Over one million people are estimated to have been impacted by the flooding in DRC, including many who, like Kasingabalwa, have been displaced, while homes, schools, and vast areas of farmland have been destroyed.
“The flooding caught us by surprise,” Kasingabalwa said.
“The water level is so high. We have been forced to move to places we could not have imagined settling in. Right now, the family is seriously struggling. Look at the state of my house there.
“I cannot even start describing the state in which my family members are. Some have wounds caused by water infections. The water is full and keeps coming closer to our settlement.

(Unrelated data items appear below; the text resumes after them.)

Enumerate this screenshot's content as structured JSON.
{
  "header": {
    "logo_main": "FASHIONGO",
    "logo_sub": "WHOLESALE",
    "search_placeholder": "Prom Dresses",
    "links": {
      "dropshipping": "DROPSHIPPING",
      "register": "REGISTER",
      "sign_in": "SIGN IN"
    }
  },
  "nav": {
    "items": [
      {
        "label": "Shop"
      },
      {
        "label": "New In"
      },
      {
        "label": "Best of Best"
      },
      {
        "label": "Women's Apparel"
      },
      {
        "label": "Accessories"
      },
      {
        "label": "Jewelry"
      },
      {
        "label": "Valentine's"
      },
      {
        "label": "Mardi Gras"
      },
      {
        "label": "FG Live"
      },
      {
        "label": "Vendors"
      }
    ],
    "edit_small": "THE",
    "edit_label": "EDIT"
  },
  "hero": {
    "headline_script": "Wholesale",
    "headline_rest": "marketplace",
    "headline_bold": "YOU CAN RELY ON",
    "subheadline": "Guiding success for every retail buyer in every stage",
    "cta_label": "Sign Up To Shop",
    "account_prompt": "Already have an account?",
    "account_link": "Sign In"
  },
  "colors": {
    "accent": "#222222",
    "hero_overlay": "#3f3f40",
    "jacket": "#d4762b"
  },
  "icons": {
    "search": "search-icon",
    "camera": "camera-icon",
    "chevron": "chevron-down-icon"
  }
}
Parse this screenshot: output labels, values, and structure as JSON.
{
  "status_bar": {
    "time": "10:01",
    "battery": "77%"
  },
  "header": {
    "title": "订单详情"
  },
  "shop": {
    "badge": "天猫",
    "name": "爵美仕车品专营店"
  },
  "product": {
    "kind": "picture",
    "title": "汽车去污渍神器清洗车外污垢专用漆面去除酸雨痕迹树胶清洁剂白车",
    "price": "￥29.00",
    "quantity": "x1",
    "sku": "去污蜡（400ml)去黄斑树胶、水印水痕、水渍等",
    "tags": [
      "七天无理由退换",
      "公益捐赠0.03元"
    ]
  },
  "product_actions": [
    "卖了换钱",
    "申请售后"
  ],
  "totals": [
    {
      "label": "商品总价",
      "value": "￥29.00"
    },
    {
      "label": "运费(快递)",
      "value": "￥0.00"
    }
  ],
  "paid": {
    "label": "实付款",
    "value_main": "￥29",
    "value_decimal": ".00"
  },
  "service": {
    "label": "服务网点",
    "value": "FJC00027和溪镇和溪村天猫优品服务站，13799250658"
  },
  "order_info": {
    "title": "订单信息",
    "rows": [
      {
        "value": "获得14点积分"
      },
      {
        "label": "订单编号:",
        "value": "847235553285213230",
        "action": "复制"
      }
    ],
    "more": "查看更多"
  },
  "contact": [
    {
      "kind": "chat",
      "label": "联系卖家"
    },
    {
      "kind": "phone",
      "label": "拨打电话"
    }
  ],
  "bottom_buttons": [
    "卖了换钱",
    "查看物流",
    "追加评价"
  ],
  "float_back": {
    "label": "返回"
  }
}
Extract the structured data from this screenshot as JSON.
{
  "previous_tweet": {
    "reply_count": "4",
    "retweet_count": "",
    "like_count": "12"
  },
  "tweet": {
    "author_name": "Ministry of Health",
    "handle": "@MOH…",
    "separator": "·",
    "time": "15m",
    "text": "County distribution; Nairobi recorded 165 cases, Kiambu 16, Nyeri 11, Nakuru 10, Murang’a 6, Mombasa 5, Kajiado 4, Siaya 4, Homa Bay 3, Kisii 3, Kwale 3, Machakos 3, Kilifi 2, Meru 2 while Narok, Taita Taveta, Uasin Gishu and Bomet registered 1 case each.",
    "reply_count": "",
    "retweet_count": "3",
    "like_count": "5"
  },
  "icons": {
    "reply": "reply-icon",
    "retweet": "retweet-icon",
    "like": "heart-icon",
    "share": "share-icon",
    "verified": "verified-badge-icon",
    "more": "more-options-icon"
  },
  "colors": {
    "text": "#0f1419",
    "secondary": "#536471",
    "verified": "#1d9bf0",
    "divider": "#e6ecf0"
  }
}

“It is confusing because in the morning, you wake and see the water level go down, but in the evening, the waves from the lake push the water up again, and we rush to move our belongings. This worries us the most..
“I’m a farmer, and all our harvests and seeds were gone.”
Although this El Niño cycle is coming to an end, the consequences will continue for months to come.
At an Extraordinary Summit of the Southern African Development Community (SADC) on the current crisis in May, leaders said that 61 million people in the region were impacted by El Niño.
They launched an appeal for US$5.5 billion to meet the urgent humanitarian needs and a UN-led event takes place in Pretoria, South Africa, on June 5 to raise funds for the response.
The meeting was convened by UN Assistant Secretary-General Reena Ghelani, the Climate Crisis Coordinator for the El Niño/La Niña Response, the Office for the Coordination of Humanitarian Affairs (OCHA), WFP, the UN Children’s Fund (UNICEF) and the UN Food and Agriculture Organization (FAO) and the UNHCR Office in Pretoria.
El Niño events, which typically occur every two to seven years, have a major influence on temperature and rainfall in many parts of the world, raising the global average temperature and driving extreme weather events including drought, flooding and storms.
It is a natural phenomenon – a disruption of rainfall patterns caused by the warming of surface waters of the eastern Pacific Ocean – although recent studies suggest that global heating may be leading to stronger El Niño events.
Indeed, the most recent El Niño event is one of the five strongest on record.
“Climate change has affected us,” Likando said. “Seeing this drought, it’s more than in previous years.”
WFP says these climate extremes are a reminder of the urgent need to increase investment in activities that build resilience, especially in Southern Africa, so that communities can be empowered with climate adaptation solutions to mitigate, reduce and absorb the effects of such shocks.
WFP anticipated the effects of the El Niño season as soon as predictions were released in 2023, allowing anticipatory action plans and early warning messages to be prepared.
But the UN agency ability’s to respond to the emergency and avert a hunger catastrophe has been limited after its appeal for funding went unheeded earlier this year.
“El Niño disproportionately affects women and girls,” said Dr Menghestab Haile, WFP Regional Director for Southern Africa.
Haile explained that this is because it is often women who have leave the safety of their homes to go “miles and miles trying to find wood and food,” while girls are the first to leave schools to help their mothers.
“We need irrigation,” added Hailem who has a PhD in Meteorology.
“Water, water, water – if we’d had the resources to expand irrigation, farmers could produce more food.”